A aula prática também faz parte do curso, quando as alunas se deslocam até o ambiente de contagem para, além de aprenderem a como diferenciar os juvenis (pirarucus de 100 a 149 cm) dos adultos (pirarucus a partir de 150 cm), também aprenderem como de dividir de acordo com o número de contadoras em suas equipes conforme a disposição e tamanho do ambiente.
“No início eu achei que eu não seria capaz, porque antes só quem fazia isso eram os homens, mas quando eu comecei a participar das palestras e vi que não era uma coisa de sete cabeças, eu comecei a gostar… e quando fiz na prática, eu achei super gostoso estar ali fazendo aquilo que eu acharia que eu nunca estaria ali para fazer”, relata Ana Lúcia participante do curso que agora é a mais nova contadora de pirarucu da sua comunidade, Lago Serrado.
(pirarucu). Foto: Raimunda Antônia Gomes de Souza.
Após as aulas teórica e prática, as alunas passam por uma avaliação, na qual são testadas as habilidades em contagens comparando a sua precisão com a do contador certificado. Caso os seus cálculos estejam dentro da margem de erro de até 30% para subestimar ou superestimar a população de pirarucus, a aluna é aprovada e se torna uma nova contadora, plenamente capaz de participar apoiando nas próximas contagens de pirarucu em sua comunidade.

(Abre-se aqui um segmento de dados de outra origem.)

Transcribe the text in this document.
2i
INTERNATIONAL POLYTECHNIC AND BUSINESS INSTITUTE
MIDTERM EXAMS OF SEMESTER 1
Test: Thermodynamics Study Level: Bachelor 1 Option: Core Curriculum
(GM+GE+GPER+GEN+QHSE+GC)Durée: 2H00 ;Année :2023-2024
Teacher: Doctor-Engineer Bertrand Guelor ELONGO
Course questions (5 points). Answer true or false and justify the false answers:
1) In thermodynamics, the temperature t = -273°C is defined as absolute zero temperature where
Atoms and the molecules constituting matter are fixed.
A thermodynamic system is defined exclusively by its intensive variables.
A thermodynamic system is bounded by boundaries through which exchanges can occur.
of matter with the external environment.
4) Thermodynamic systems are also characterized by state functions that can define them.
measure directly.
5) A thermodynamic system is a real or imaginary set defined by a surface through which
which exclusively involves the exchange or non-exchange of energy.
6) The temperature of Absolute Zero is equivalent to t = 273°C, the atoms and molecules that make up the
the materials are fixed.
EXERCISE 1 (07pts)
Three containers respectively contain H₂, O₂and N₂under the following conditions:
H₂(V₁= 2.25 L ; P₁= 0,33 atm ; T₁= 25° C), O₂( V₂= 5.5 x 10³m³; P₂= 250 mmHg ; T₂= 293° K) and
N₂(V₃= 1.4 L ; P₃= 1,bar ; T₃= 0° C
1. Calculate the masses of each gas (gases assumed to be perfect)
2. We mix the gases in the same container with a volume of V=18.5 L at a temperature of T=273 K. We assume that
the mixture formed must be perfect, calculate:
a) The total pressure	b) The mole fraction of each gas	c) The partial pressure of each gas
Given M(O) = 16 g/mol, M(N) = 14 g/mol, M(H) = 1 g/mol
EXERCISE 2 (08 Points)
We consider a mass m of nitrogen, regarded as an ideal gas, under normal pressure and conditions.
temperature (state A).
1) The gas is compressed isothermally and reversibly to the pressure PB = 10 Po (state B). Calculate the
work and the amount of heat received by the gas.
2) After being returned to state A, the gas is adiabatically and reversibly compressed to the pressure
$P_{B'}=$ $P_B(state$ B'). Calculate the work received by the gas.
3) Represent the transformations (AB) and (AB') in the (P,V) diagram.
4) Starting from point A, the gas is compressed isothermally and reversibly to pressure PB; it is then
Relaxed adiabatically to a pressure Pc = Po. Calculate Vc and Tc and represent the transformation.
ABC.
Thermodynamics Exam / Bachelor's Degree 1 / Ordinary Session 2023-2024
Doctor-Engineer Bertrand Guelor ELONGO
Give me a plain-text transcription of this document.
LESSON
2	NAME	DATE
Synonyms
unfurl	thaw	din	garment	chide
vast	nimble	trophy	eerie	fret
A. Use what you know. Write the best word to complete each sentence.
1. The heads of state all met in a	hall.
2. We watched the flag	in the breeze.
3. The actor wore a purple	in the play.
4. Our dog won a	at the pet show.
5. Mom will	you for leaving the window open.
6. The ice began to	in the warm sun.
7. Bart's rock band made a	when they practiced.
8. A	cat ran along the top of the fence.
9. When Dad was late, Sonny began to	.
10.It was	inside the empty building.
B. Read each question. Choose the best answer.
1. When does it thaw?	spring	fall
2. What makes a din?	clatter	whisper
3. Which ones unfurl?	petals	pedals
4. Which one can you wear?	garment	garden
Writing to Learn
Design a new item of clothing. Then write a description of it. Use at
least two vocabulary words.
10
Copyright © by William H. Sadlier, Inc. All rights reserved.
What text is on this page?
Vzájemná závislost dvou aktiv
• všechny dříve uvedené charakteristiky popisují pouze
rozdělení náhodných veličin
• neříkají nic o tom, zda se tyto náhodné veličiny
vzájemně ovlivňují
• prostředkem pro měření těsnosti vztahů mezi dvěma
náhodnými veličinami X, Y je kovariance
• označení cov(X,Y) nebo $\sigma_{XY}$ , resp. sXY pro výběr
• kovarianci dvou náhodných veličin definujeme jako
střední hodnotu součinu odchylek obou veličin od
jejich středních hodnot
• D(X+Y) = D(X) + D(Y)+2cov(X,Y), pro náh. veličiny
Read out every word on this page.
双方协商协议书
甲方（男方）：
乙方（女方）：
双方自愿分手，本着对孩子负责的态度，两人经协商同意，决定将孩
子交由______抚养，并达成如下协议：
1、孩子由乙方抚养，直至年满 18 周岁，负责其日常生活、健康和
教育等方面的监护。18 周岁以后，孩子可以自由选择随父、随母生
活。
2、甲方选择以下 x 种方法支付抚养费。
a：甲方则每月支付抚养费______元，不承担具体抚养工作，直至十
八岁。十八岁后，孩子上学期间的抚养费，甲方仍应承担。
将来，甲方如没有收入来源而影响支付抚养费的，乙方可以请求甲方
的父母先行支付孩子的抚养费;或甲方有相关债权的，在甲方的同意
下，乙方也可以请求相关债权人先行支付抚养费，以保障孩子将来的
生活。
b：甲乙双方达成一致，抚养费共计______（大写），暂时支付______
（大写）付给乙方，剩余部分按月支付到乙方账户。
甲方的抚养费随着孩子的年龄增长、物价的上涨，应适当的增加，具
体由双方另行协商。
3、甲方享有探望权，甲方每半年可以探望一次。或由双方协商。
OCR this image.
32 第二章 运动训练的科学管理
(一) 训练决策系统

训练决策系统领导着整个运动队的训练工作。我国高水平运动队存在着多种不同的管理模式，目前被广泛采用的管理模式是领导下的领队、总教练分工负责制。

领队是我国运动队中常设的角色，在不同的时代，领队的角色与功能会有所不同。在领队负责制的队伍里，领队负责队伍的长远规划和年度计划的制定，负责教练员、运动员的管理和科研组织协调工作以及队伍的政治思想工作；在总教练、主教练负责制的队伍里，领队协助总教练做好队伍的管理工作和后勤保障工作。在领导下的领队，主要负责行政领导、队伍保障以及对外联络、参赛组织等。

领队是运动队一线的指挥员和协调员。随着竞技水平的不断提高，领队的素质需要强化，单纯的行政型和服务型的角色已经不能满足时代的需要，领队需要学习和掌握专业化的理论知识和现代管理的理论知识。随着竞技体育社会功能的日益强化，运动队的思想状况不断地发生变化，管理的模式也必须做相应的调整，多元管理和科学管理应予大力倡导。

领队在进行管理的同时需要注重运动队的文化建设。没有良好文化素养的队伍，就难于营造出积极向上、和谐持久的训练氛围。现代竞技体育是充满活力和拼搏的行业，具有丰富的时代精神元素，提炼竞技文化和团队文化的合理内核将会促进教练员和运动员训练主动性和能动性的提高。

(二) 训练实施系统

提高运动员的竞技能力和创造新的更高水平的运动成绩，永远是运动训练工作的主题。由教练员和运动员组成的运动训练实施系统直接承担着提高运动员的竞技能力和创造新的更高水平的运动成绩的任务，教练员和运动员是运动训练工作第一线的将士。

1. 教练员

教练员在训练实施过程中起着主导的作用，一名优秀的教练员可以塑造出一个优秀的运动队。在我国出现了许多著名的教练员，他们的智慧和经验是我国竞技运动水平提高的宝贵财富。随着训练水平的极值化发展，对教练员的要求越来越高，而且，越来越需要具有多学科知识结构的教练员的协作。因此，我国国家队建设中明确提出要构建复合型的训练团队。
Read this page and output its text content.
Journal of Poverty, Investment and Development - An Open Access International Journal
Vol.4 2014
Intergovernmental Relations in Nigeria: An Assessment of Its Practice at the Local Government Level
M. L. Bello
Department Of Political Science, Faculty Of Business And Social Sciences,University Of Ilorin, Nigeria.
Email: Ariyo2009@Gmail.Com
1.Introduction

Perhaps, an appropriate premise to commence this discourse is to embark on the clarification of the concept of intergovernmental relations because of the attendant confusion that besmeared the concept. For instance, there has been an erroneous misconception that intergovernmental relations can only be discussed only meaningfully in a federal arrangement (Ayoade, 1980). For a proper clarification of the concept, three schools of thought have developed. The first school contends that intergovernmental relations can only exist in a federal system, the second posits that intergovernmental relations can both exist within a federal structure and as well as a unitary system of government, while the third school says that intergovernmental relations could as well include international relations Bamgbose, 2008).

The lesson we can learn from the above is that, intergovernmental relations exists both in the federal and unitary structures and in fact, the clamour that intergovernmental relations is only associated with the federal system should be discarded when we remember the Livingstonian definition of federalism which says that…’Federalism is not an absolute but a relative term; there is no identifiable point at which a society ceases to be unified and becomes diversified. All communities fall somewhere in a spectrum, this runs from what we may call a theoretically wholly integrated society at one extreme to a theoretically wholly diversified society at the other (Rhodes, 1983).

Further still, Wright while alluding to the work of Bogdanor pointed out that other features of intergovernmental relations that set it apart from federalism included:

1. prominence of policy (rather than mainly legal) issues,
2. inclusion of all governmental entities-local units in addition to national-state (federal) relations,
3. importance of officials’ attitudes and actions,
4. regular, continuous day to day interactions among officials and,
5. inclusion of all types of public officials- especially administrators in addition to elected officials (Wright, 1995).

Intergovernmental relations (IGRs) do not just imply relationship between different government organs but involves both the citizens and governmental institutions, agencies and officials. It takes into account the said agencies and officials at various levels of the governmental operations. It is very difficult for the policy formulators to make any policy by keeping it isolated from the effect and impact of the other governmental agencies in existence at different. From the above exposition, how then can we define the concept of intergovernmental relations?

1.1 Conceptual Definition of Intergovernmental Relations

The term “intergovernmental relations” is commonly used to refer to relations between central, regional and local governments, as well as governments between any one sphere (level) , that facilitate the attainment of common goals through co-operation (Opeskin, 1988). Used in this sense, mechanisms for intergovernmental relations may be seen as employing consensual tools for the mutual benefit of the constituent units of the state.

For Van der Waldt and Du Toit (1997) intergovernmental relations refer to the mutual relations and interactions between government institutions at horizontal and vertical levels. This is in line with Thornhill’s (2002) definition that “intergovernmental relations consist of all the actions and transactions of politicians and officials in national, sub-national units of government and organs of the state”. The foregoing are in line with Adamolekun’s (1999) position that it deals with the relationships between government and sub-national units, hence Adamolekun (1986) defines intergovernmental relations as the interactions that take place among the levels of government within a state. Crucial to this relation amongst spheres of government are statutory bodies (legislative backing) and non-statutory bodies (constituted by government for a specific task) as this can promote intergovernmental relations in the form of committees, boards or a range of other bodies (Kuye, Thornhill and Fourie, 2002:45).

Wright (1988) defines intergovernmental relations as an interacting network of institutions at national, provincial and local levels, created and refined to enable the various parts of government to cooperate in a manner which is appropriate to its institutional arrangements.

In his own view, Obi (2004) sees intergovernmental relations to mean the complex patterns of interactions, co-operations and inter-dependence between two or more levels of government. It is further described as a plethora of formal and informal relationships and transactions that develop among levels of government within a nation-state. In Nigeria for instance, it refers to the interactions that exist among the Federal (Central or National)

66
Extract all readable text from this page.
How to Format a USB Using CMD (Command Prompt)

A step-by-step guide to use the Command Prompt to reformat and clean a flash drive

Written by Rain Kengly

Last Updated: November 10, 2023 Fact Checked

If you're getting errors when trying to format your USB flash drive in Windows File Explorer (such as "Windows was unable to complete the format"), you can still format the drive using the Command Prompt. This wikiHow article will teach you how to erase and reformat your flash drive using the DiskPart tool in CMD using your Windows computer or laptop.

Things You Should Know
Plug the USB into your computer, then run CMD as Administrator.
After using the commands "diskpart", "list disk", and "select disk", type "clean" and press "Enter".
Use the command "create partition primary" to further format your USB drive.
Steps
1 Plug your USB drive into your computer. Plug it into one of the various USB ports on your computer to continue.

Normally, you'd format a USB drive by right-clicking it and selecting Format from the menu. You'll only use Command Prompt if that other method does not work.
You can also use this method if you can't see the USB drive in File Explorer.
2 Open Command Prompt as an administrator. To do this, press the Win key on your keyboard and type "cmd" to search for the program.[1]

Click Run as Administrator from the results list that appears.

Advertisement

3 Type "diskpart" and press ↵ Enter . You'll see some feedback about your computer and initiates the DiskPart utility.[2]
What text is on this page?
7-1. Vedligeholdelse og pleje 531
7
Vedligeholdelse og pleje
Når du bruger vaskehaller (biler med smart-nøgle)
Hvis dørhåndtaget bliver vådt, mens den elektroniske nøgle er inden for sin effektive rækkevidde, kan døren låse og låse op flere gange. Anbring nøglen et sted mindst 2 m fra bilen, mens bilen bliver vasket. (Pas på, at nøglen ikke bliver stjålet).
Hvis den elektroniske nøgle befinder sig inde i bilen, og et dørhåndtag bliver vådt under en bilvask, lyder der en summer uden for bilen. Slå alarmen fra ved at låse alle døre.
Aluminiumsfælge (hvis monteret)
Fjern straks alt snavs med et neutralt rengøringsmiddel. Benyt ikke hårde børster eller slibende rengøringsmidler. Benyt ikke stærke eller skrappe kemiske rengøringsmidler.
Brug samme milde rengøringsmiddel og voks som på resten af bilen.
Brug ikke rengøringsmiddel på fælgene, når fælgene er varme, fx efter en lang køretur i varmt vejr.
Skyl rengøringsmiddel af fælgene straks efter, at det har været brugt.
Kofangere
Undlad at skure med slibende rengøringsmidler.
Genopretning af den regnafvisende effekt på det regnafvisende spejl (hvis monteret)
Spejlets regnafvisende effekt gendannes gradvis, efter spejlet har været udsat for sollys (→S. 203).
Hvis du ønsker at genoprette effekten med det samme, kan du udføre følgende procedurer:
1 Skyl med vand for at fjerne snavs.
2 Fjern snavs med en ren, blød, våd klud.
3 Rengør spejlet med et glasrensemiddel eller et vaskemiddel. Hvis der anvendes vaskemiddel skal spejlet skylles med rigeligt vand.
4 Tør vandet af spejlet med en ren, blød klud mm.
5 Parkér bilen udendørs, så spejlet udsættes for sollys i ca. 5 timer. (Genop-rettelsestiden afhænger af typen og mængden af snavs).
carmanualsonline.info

O contador certificado Edimar Souza é Técnico em Produção Sustentável do Instituto Juruá e participou de todas as edições do curso de contagem oferecidas exclusivamente para mulheres até hoje. “Com essa terceira edição aplicada, já temos a participação de mais de 100 mulheres do Médio Juruá. Esses cursos estão dando empoderamento para as mulheres realizarem os trabalhos de igual para igual com seus esposos e demais comunitários. As mulheres estão aprimorando e desenvolvendo seus conhecimentos na cadeia produtiva das suas comunidades. O curso também faz as pessoas de comunidades diferentes se conhecerem, e as mulheres começam a interagir de maneira muito solidária, com trocas de experiências e amizades que levam para a vida”.
Foto: Raimunda Antônia Gomes de Souza.
Dentre as 25 participantes, haviam moradoras de nove comunidades da área do acordo de pesca do Médio Juruá, além de representantes das seguintes organizações: Associação dos Moradores Agroextrativistas do Baixo Médio Juruá (AMAB), Associação de Mulheres Agroextrativistas do Médio Juruá (ASMAMJ), Colônia de Pescadores de Carauari (COLPESCA Z-25) e Secretaria de Meio Ambiente de Carauari.
Rilzineide do Nascimento, nova contadora da comunidade São João, não vê a hora de participar da etapa da contagem. “Eu fico muito orgulhosa que daqui pra frente eu já posso ajudar os nossos companheiros da comunidade, tendo essa experiência que antes a gente não tinha. Eu acho isso incrível”, acrescenta Rilzineide.
Foto: Raison da comunidade concórdia
O curso foi finalizado com a entrega dos certificados de participação neste treinamento, com as respectivas notas de aproveitamento indicando as contadoras que já estão aptas a apoiar as equipes de contagem nos próximos anos e aquelas que devem treinar mais para se submeterem a um novo treinamento e avaliação em 2024.
O fechamento do curso é um momento importante para as mulheres, que se sentem empoderadas e felizes em poder contribuir também nesta etapa do manejo do pirarucu e dividem esta vitória com seus familiares, além de levar o conhecimento adquirido as suas comunidades e organizações, superando mais um desafio imposto pelas desigualdades históricas de gênero presentes na sociedade.
“Para todas as outras mulheres, eu gostaria de dizer que não é porque você é mulher que você só tem o direito de ficar dentro de casa para fazer comida, lavar roupa e cuidar dos filhos. Você tem o direito de ter liberdade, de fazer o que você gosta e achar melhor”, finaliza Ana Lucia.
O curso é uma realização do Instituto Juruá em parceria com a Associação dos Moradores Agroextrativistas do Baixo Médio Juruá.